"Is that you, Philip?"
"Yes, George! Yes! Help!"
By questioning him they learned what his situation was, and the distance he lay from the top of the ledge; for they could gain no position where they could see him. They bade him keep up his courage until they came again. It was indeed a long time before he heard their voices again speaking to him, and then down over the icy rock came a knotted rope made of strips of the canvas that remained of the "A" tent. At the end of the life-line, as it dangled nearer and nearer, were two strong loops like a breeches-buoy. Philip felt strong again when he had the line in his hand, and thrusting his legs through the loops, he called out to hoist away. As he went up, up, he clung fast with his hands to the strip of canvas; but he was too weak to keep himself away from the rock with his feet, so he bumped against it until he was drawn over the surface of the same stone he had slipped on the morning before. He saw the kind faces of his two comrades, and then he sank unconscious on the firm earth at their feet.
CHAPTER XVII
HOW THE POSTMASTER SAW A GHOST
On the day when Philip fell into the avalanche, although it was likely to break away from the face of the mountain at any moment and come thundering down on the rocks below, not a single person came to the office to watch with the postmaster, who went outside from time to time and gazed up into the mist, and then, with a sigh of relief, returned to his arm-chair before the fireplace. In better weather he would have had plenty of gossiping company, for avalanche day was quite the liveliest day in his calendar. Despite the rain which kept pattering on the low roof, he hoped that the snow and ice would hold fast to the rock until the sun came again; but nevertheless his old ears were constantly on the alert for the crash which he feared.
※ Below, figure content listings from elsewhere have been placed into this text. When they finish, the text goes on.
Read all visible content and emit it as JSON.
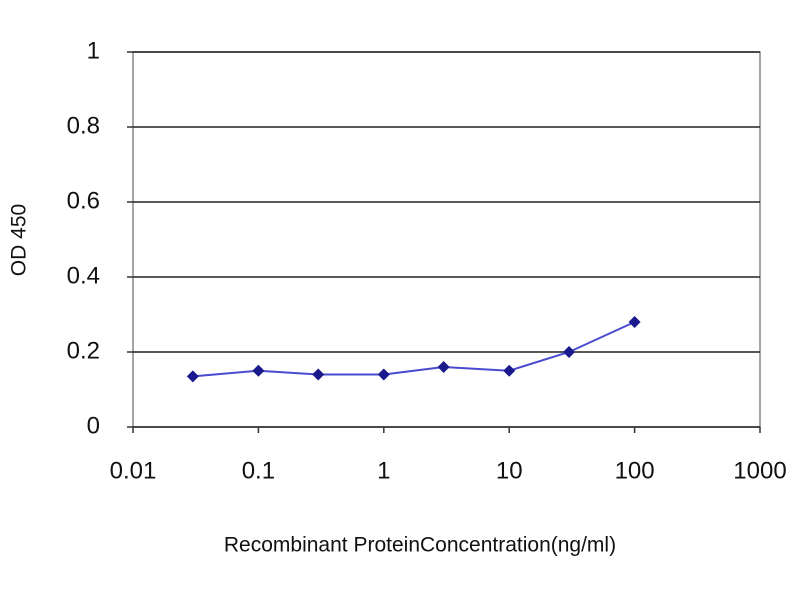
{
  "chart_data": {
    "type": "line",
    "xlabel": "Recombinant ProteinConcentration(ng/ml)",
    "ylabel": "OD 450",
    "x": [
      0.03,
      0.1,
      0.3,
      1,
      3,
      10,
      30,
      100
    ],
    "values": [
      0.135,
      0.15,
      0.14,
      0.14,
      0.16,
      0.15,
      0.2,
      0.28
    ],
    "color": "#1a1a8c",
    "xscale": "log",
    "xlim": [
      0.01,
      1000
    ],
    "xticks": [
      0.01,
      0.1,
      1,
      10,
      100,
      1000
    ],
    "ylim": [
      0,
      1
    ],
    "yticks": [
      0,
      0.2,
      0.4,
      0.6,
      0.8,
      1
    ],
    "grid": true
  }
}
On many a January day, in the years that were past, he had occupied his favorite chair in the warm sun against the east wall of the office, surrounded by his neighbors, watching the glittering mass, and noting the small fragments of ice which broke away from time to time before the final crash. He had heard nothing yet, and as the gloomy afternoon wore on he began to be almost certain that he was not to lose his holiday, after all.
The postmaster, though living so much alone, had a way of talking to himself, and on this occasion he was more talkative than ever, because of the uneasiness he felt.
"Hit's a quare thing," he said, getting up and kicking the logs into a blaze, and then sitting down again in his sheepskin-cushioned chair. "Hit's plumb quare."
By way of making these solitary talks more sociable, the old man had developed a clever habit of talking in dialogue, imagining himself for the time in the company of some congenial spirit, for whom he spoke as well as for himself. On this particular occasion his imaginary companion was a mountain woman for whom he had felt a sentimental regard years before, but to whom he had never told his love.